6. Property and Risk
- Title in goods remains with the Company until full payment (including taxes and charges) is received. If payment is later avoided by law, title is deemed not to have passed.
- Risk passes to the Customer upon delivery.
- Customers hold goods as fiduciary bailee until full payment.
- To the extent permitted by law, the Company is not liable for liquidated damages, consequential losses, or indirect losses of any kind. Liability is capped at AUD $100.
- Customers grant the Company a Security Interest under the PPSA (Personal Property Securities Act 2009) over outstanding payments and after-acquired property. Specific PPSA provisions are waived as outlined in the original clause.
- Customers further charge all real property as security for payment, authorising the Company to lodge caveats and register mortgages if required.
7. Consumer Law
- Goods come with guarantees that cannot be excluded under the Australian Consumer Law.
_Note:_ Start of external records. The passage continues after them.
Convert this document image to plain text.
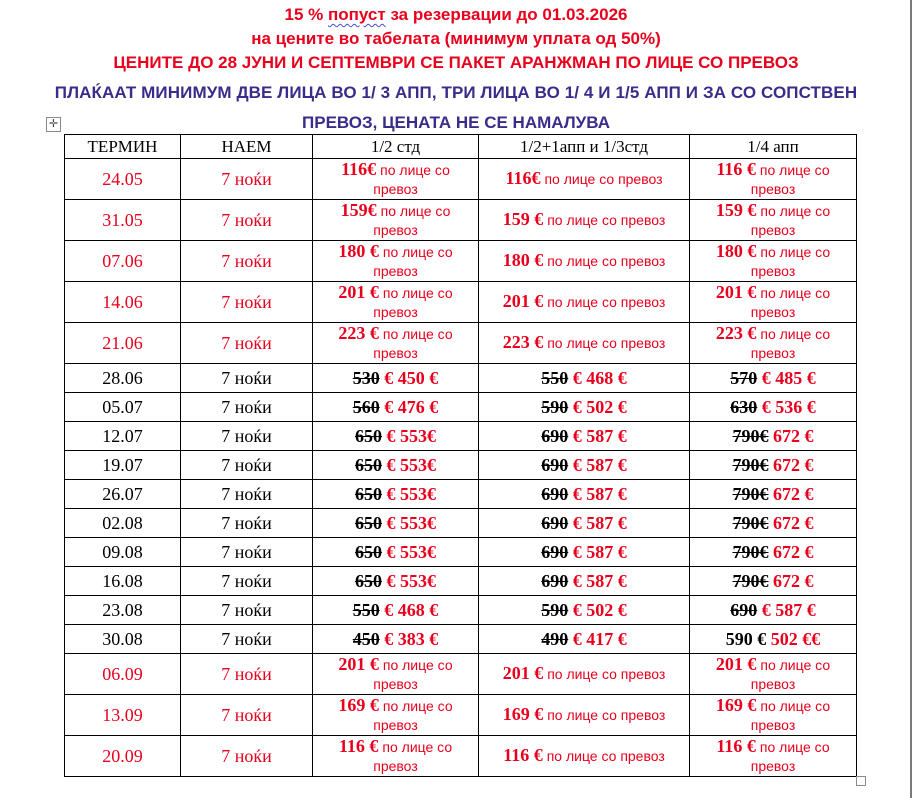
15 % попуст за резервации до 01.03.2026
на цените во табелата (минимум уплата од 50%)
ЦЕНИТЕ ДО 28 ЈУНИ И СЕПТЕМВРИ СЕ ПАКЕТ АРАНЖМАН ПО ЛИЦЕ СО ПРЕВОЗ
ПЛАЌААТ МИНИМУМ ДВЕ ЛИЦА ВО 1/ 3 АПП, ТРИ ЛИЦА ВО 1/ 4 И 1/5 АПП И ЗА СО СОПСТВЕН
ПРЕВОЗ, ЦЕНАТА НЕ СЕ НАМАЛУВА
✛
ТЕРМИН	НАЕМ	1/2 стд	1/2+1апп и 1/3стд	1/4 апп
24.05	7 ноќи	116€ по лице со превоз	116€ по лице со превоз	116 € по лице со превоз

31.05	7 ноќи	159€ по лице со превоз	159 € по лице со превоз	159 € по лице со превоз

07.06	7 ноќи	180 € по лице со превоз	180 € по лице со превоз	180 € по лице со превоз

14.06	7 ноќи	201 € по лице со превоз	201 € по лице со превоз	201 € по лице со превоз

21.06	7 ноќи	223 € по лице со превоз	223 € по лице со превоз	223 € по лице со превоз

28.06	7 ноќи	530 € 450 €	550 € 468 €	570 € 485 €
05.07	7 ноќи	560 € 476 €	590 € 502 €	630 € 536 €
12.07	7 ноќи	650 € 553€	690 € 587 €	790€ 672 €
19.07	7 ноќи	650 € 553€	690 € 587 €	790€ 672 €
26.07	7 ноќи	650 € 553€	690 € 587 €	790€ 672 €
02.08	7 ноќи	650 € 553€	690 € 587 €	790€ 672 €
09.08	7 ноќи	650 € 553€	690 € 587 €	790€ 672 €
16.08	7 ноќи	650 € 553€	690 € 587 €	790€ 672 €
23.08	7 ноќи	550 € 468 €	590 € 502 €	690 € 587 €
30.08	7 ноќи	450 € 383 €	490 € 417 €	590 € 502 €€
06.09	7 ноќи	201 € по лице со превоз	201 € по лице со превоз	201 € по лице со превоз

13.09	7 ноќи	169 € по лице со превоз	169 € по лице со превоз	169 € по лице со превоз

20.09	7 ноќи	116 € по лице со превоз	116 € по лице со превоз	116 € по лице со превоз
- Customers are entitled to a replacement or refund for major failures, and compensation for reasonably foreseeable loss or damage.
- Customers are entitled to repair or replacement if goods fail to be of acceptable quality and the failure is not major.
- “Major failure” has the meaning defined in the ACL.
- No additional express warranties are provided.
- Contact details for claims:
- Phone: +61 2 8536 9500
- Email: [email protected]
- Address: Unit 1-3, 19-21 Northumberland Road, Caringbah, NSW 2229
- Customers bear any cost incurred in contacting or delivering products for claims.
8. Force Majeure
- The Company is not liable for failure or delay caused by events beyond its control, including (but not limited to): war, strikes, industrial disputes, government intervention, transport delays, fire, natural disasters, breakdown of plant, shortages, vandalism, riot, or accidents. Obligations are suspended until the event ceases. Payment obligations remain unaffected.
9. Licence
- Customers grant the Company (and its agents) a licence to enter premises to identify and recover goods in which the Company retains title or a security interest. The Company may dispose of such goods without liability.
- Customers are licensed to install products, but ownership of affixed products remains with the Company until full payment is made. Where products are combined with third-party property, ownership will be as tenants in common.
10. Set-Off
- The Company may set off any amount payable by the Customer against amounts owed by the Company to the Customer.
- Disputes over part of an invoice do not relieve the Customer from paying the undisputed balance.
11. Termination
- The Company may suspend deliveries or recover goods if the Customer:
- breaches these Terms and Conditions,
- commits an act of bankruptcy,
- is wound up, enters liquidation, or administration,
- enters into a composition with creditors, or
- has a receiver or manager appointed.
12. Governing Law & Jurisdiction
- These Terms and Conditions are governed by the laws of New South Wales, Australia. The Customer consents to proceedings being heard in an appropriate Court in New South Wales.